At last year’s World Islamic Economic Forum, British Prime Minister David Cameron announced that businesses across the Middle East and North Africa would receive £4.5 million to provide support to more than 600 SMEs across five countries suffering high unemployment including Jordan and Egypt. The funding was amplified by the Shell Foundation and it was hoped the money would lead to the creation of more than 15,000 jobs.
“Jobs and growth are critical to the stability of the Middle East and North Africa,” said Minister of State for International Development Alan Duncan upon the announcement of the fund. “We are pleased to be working with the Shell Foundation to create thousands of jobs that will contribute towards the stable economic environment needed for growth and prosperity in the region.”

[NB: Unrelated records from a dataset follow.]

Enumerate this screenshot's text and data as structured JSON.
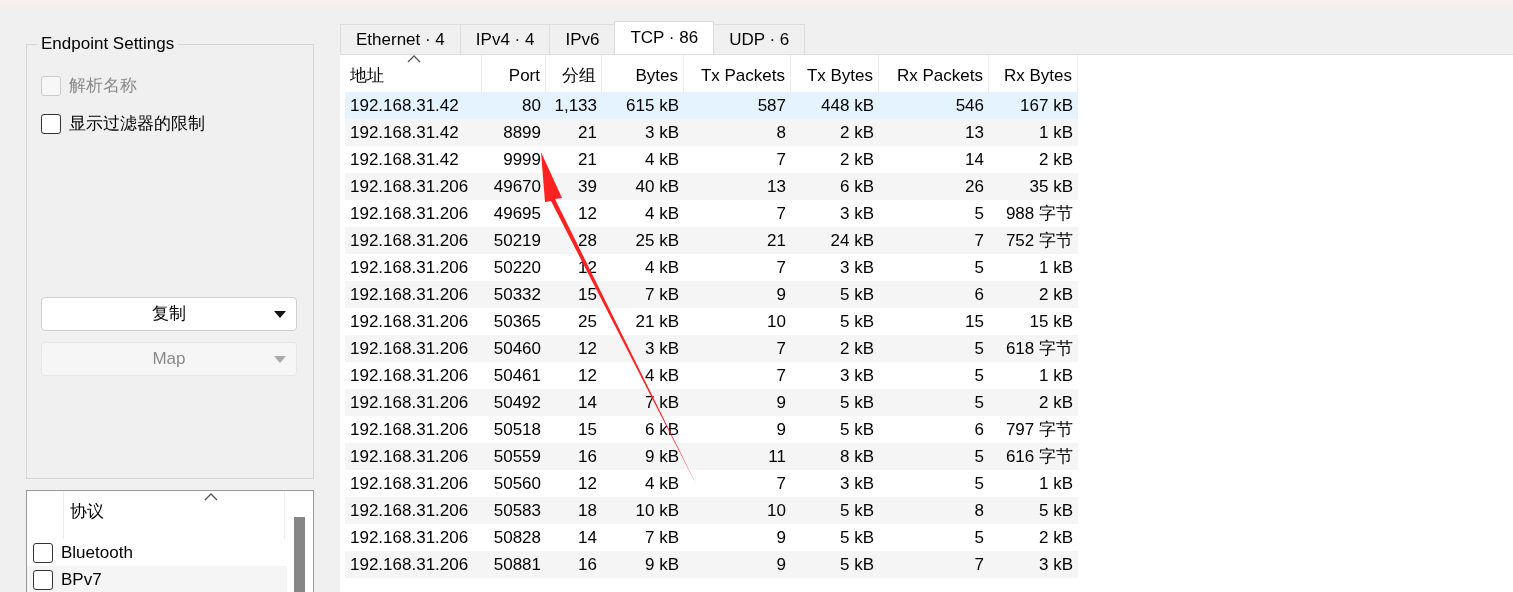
{
  "endpoint_settings": {
    "title": "Endpoint Settings",
    "options": [
      {
        "label": "解析名称",
        "checked": false,
        "disabled": true
      },
      {
        "label": "显示过滤器的限制",
        "checked": false,
        "disabled": false
      }
    ],
    "buttons": [
      {
        "label": "复制",
        "disabled": false
      },
      {
        "label": "Map",
        "disabled": true
      }
    ]
  },
  "protocol_list": {
    "column": "协议",
    "sorted": true,
    "items": [
      {
        "label": "Bluetooth",
        "checked": false
      },
      {
        "label": "BPv7",
        "checked": false
      }
    ]
  },
  "tabs": [
    {
      "label": "Ethernet · 4",
      "selected": false
    },
    {
      "label": "IPv4 · 4",
      "selected": false
    },
    {
      "label": "IPv6",
      "selected": false
    },
    {
      "label": "TCP · 86",
      "selected": true
    },
    {
      "label": "UDP · 6",
      "selected": false
    }
  ],
  "table": {
    "columns": [
      {
        "label": "地址",
        "sorted": true
      },
      {
        "label": "Port",
        "sorted": false
      },
      {
        "label": "分组",
        "sorted": false
      },
      {
        "label": "Bytes",
        "sorted": false
      },
      {
        "label": "Tx Packets",
        "sorted": false
      },
      {
        "label": "Tx Bytes",
        "sorted": false
      },
      {
        "label": "Rx Packets",
        "sorted": false
      },
      {
        "label": "Rx Bytes",
        "sorted": false
      }
    ],
    "rows": [
      {
        "selected": true,
        "cells": [
          "192.168.31.42",
          "80",
          "1,133",
          "615 kB",
          "587",
          "448 kB",
          "546",
          "167 kB"
        ]
      },
      {
        "selected": false,
        "cells": [
          "192.168.31.42",
          "8899",
          "21",
          "3 kB",
          "8",
          "2 kB",
          "13",
          "1 kB"
        ]
      },
      {
        "selected": false,
        "cells": [
          "192.168.31.42",
          "9999",
          "21",
          "4 kB",
          "7",
          "2 kB",
          "14",
          "2 kB"
        ]
      },
      {
        "selected": false,
        "cells": [
          "192.168.31.206",
          "49670",
          "39",
          "40 kB",
          "13",
          "6 kB",
          "26",
          "35 kB"
        ]
      },
      {
        "selected": false,
        "cells": [
          "192.168.31.206",
          "49695",
          "12",
          "4 kB",
          "7",
          "3 kB",
          "5",
          "988 字节"
        ]
      },
      {
        "selected": false,
        "cells": [
          "192.168.31.206",
          "50219",
          "28",
          "25 kB",
          "21",
          "24 kB",
          "7",
          "752 字节"
        ]
      },
      {
        "selected": false,
        "cells": [
          "192.168.31.206",
          "50220",
          "12",
          "4 kB",
          "7",
          "3 kB",
          "5",
          "1 kB"
        ]
      },
      {
        "selected": false,
        "cells": [
          "192.168.31.206",
          "50332",
          "15",
          "7 kB",
          "9",
          "5 kB",
          "6",
          "2 kB"
        ]
      },
      {
        "selected": false,
        "cells": [
          "192.168.31.206",
          "50365",
          "25",
          "21 kB",
          "10",
          "5 kB",
          "15",
          "15 kB"
        ]
      },
      {
        "selected": false,
        "cells": [
          "192.168.31.206",
          "50460",
          "12",
          "3 kB",
          "7",
          "2 kB",
          "5",
          "618 字节"
        ]
      },
      {
        "selected": false,
        "cells": [
          "192.168.31.206",
          "50461",
          "12",
          "4 kB",
          "7",
          "3 kB",
          "5",
          "1 kB"
        ]
      },
      {
        "selected": false,
        "cells": [
          "192.168.31.206",
          "50492",
          "14",
          "7 kB",
          "9",
          "5 kB",
          "5",
          "2 kB"
        ]
      },
      {
        "selected": false,
        "cells": [
          "192.168.31.206",
          "50518",
          "15",
          "6 kB",
          "9",
          "5 kB",
          "6",
          "797 字节"
        ]
      },
      {
        "selected": false,
        "cells": [
          "192.168.31.206",
          "50559",
          "16",
          "9 kB",
          "11",
          "8 kB",
          "5",
          "616 字节"
        ]
      },
      {
        "selected": false,
        "cells": [
          "192.168.31.206",
          "50560",
          "12",
          "4 kB",
          "7",
          "3 kB",
          "5",
          "1 kB"
        ]
      },
      {
        "selected": false,
        "cells": [
          "192.168.31.206",
          "50583",
          "18",
          "10 kB",
          "10",
          "5 kB",
          "8",
          "5 kB"
        ]
      },
      {
        "selected": false,
        "cells": [
          "192.168.31.206",
          "50828",
          "14",
          "7 kB",
          "9",
          "5 kB",
          "5",
          "2 kB"
        ]
      },
      {
        "selected": false,
        "cells": [
          "192.168.31.206",
          "50881",
          "16",
          "9 kB",
          "9",
          "5 kB",
          "7",
          "3 kB"
        ]
      }
    ]
  },
  "annotations": [
    {
      "kind": "arrow",
      "color": "#ff2020"
    }
  ]
}
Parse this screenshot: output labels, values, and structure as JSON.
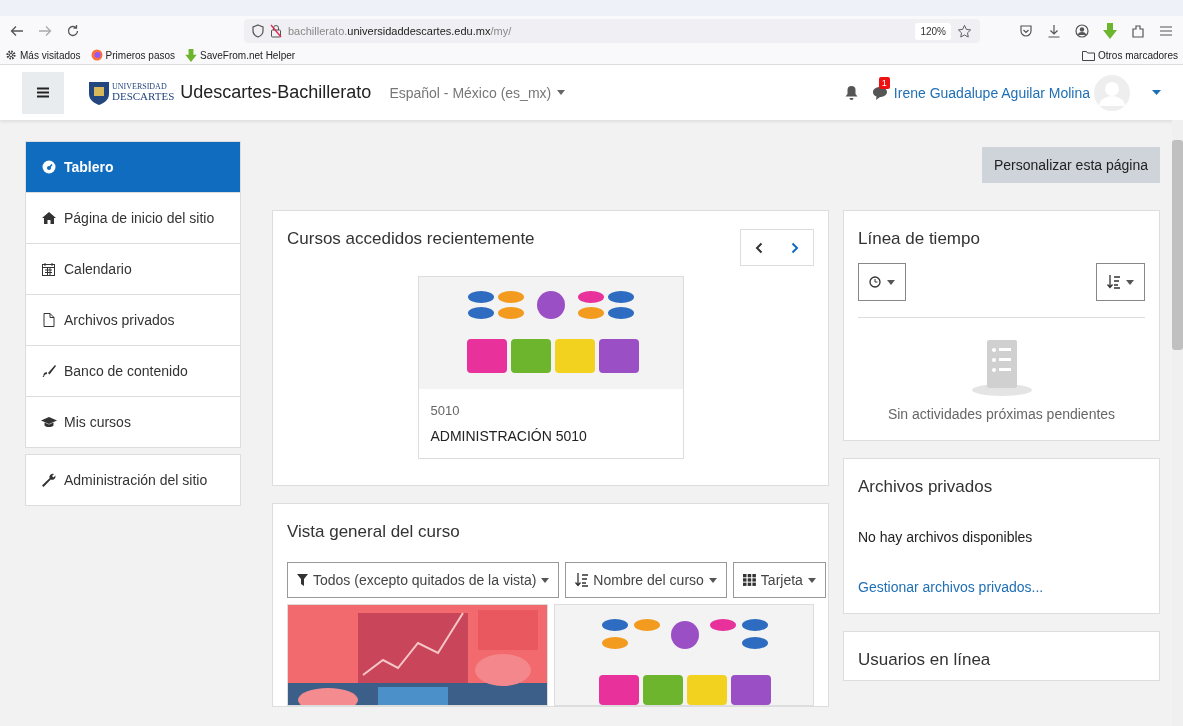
{
  "browser": {
    "url_host": "bachillerato.",
    "url_domain": "universidaddescartes.edu.mx",
    "url_path": "/my/",
    "zoom": "120%",
    "bookmarks": [
      {
        "label": "Más visitados"
      },
      {
        "label": "Primeros pasos"
      },
      {
        "label": "SaveFrom.net Helper"
      }
    ],
    "other_bookmarks": "Otros marcadores"
  },
  "header": {
    "logo_top": "UNIVERSIDAD",
    "logo_bottom": "DESCARTES",
    "site_name": "Udescartes-Bachillerato",
    "language": "Español - México (es_mx)",
    "message_count": "1",
    "user_name": "Irene Guadalupe Aguilar Molina"
  },
  "sidebar": {
    "items": [
      {
        "label": "Tablero",
        "selected": true
      },
      {
        "label": "Página de inicio del sitio",
        "selected": false
      },
      {
        "label": "Calendario",
        "selected": false
      },
      {
        "label": "Archivos privados",
        "selected": false
      },
      {
        "label": "Banco de contenido",
        "selected": false
      },
      {
        "label": "Mis cursos",
        "selected": false
      }
    ],
    "admin": {
      "label": "Administración del sitio",
      "selected": false
    }
  },
  "customize_button": "Personalizar esta página",
  "recent_courses": {
    "title": "Cursos accedidos recientemente",
    "courses": [
      {
        "category": "5010",
        "name": "ADMINISTRACIÓN 5010"
      }
    ]
  },
  "overview": {
    "title": "Vista general del curso",
    "filters": [
      {
        "label": "Todos (excepto quitados de la vista)"
      },
      {
        "label": "Nombre del curso"
      },
      {
        "label": "Tarjeta"
      }
    ]
  },
  "timeline": {
    "title": "Línea de tiempo",
    "empty": "Sin actividades próximas pendientes"
  },
  "private_files": {
    "title": "Archivos privados",
    "empty": "No hay archivos disponibles",
    "link": "Gestionar archivos privados..."
  },
  "online_users": {
    "title": "Usuarios en línea"
  }
}
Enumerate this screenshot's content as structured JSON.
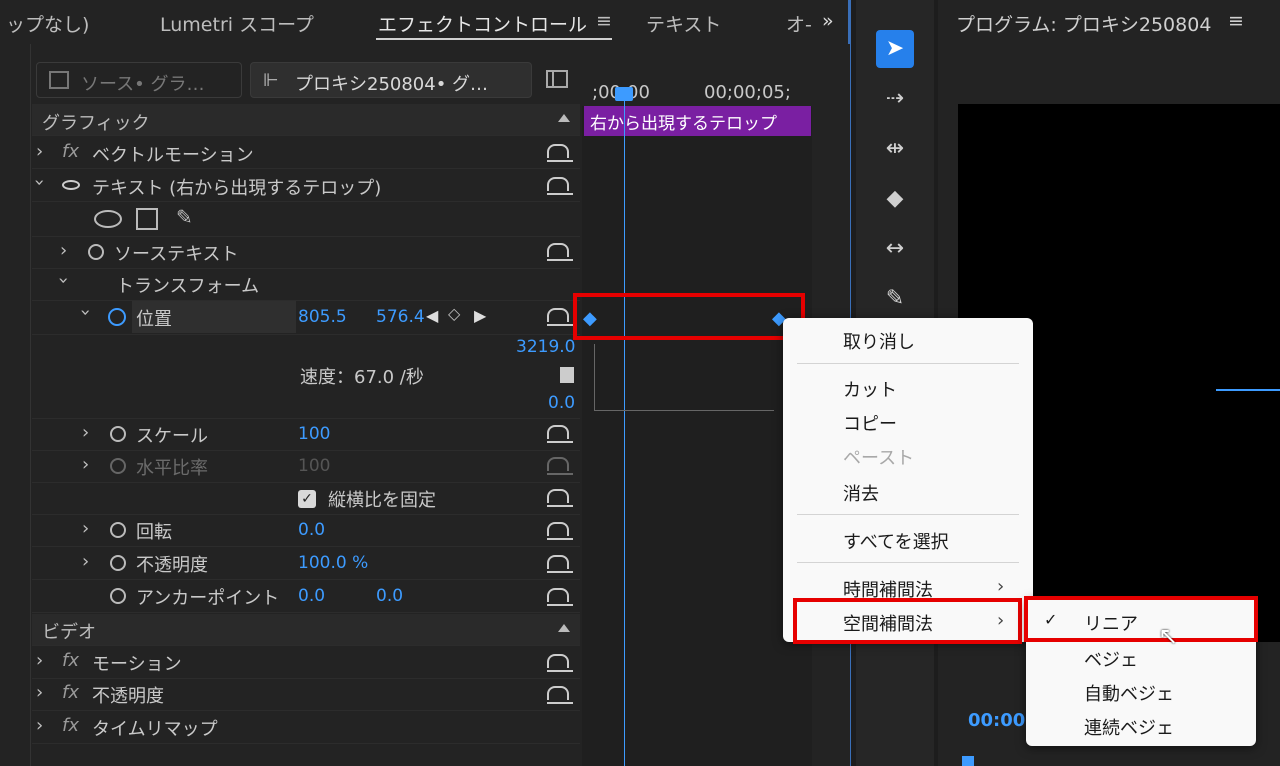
{
  "tabs": {
    "t0": "ップなし)",
    "t1": "Lumetri スコープ",
    "t2": "エフェクトコントロール",
    "t3": "テキスト",
    "t4": "オ-",
    "menu_glyph": "≡",
    "more": "»"
  },
  "source": {
    "a": "ソース• グラ…",
    "b": "プロキシ250804• グ…"
  },
  "ruler": {
    "start": ";00;00",
    "end": "00;00;05;"
  },
  "clip": "右から出現するテロップ",
  "sections": {
    "graphic": "グラフィック",
    "video": "ビデオ"
  },
  "rows": {
    "vector": "ベクトルモーション",
    "text": "テキスト (右から出現するテロップ)",
    "source_text": "ソーステキスト",
    "transform": "トランスフォーム",
    "position": "位置",
    "pos_x": "805.5",
    "pos_y": "576.4",
    "speed_max": "3219.0",
    "speed": "速度：67.0 /秒",
    "speed_min": "0.0",
    "scale": "スケール",
    "scale_val": "100",
    "hscale": "水平比率",
    "hscale_val": "100",
    "lock": "縦横比を固定",
    "rotate": "回転",
    "rotate_val": "0.0",
    "opacity": "不透明度",
    "opacity_val": "100.0 %",
    "anchor": "アンカーポイント",
    "anchor_x": "0.0",
    "anchor_y": "0.0",
    "motion": "モーション",
    "opacity2": "不透明度",
    "remap": "タイムリマップ"
  },
  "context_menu": {
    "undo": "取り消し",
    "cut": "カット",
    "copy": "コピー",
    "paste": "ペースト",
    "clear": "消去",
    "select_all": "すべてを選択",
    "temporal": "時間補間法",
    "spatial": "空間補間法"
  },
  "submenu": {
    "linear": "リニア",
    "bezier": "ベジェ",
    "auto_bezier": "自動ベジェ",
    "continuous_bezier": "連続ベジェ",
    "check": "✓"
  },
  "program": {
    "title": "プログラム: プロキシ250804",
    "menu_glyph": "≡",
    "timecode": "00:00"
  },
  "colors": {
    "accent": "#3d9bff",
    "clip": "#7a1fa2",
    "highlight": "#e60000"
  }
}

The MENA region currently has a population of 381 million people and one of its smallest nations is currently being singled out as a potential hub of activity for the next few years. At a recent UK Trade and Investment conference, Gareth O’Brien, Director of UK Trade & Investment spoke on opportunities Qatar offered across all sectors, including architecture, engineering services and intelligent building systems. Qatar has proved a controversial choice to host the 2022 Football World Cup with accusations of corruption in the voting process and reports of poor working conditions on building sites as the small desert nation races to construct the stadiums required to host the event. Nevertheless, Qatar and the UK’s business relationship has always been strong and in the first quarter for 2014, UK export of goods was £662 million, representing a 67 per cent rise on the first quarter 2013 when the figure was £397mn.
“There is, of course, major work being done around the 2022 World Cup, with six new stadia and 70 training grounds being built,” said O’Brien. “The transport sector opportunities are related to key developments in Doha Metro (HVO) and national rail network, improving roads, and the new port and airport (opened just last month) with plans to serve 50mn passengers by 2030.”
While the MENA region offers much in terms of opportunity, there are many regulations, standards and cultural differences businesses must acknowledge before attempting to foster ties. For example, in some Islamic countries there are rules for banking that comply with Sharia law. The Koran forbids usury so, unlike Western firms, Islamic banks are interest-free. Speculative trading is also avoided.
UK expats considering a move to Qatar or other parts of the region for business purposes might well consider getting a business credit card with an international bank to aid them when carrying out transactions here.
Equal opportunities for women has also proved a strong point of development in the MENA region, as it has in many parts of the world. The UK Government has prioritised supporting women’s economic empowerment. £6 million will be provided to the Arab Women’s Enterprise Fund, which will be matched by the Islamic Development Bank.
The initiative is aimed at improving the competitiveness of women entrepreneurs in the Arab world, which currently has the lowest rates of female participation in the global labour force.
“Women are the engine of growth and it is not possible for a country to develop without investing in women,” said Gareth O’Brien. “We are delighted to be working with the Islamic Development Bank to design and implement exciting projects that will strengthen women’s economic contribution to the Middle East and North Africa.”
Overall then, the MENA region holds many opportunities for both small and large UK businesses looking to expand overseas, or start-ups with clear goals in mind. Qatar in particular is one to watch.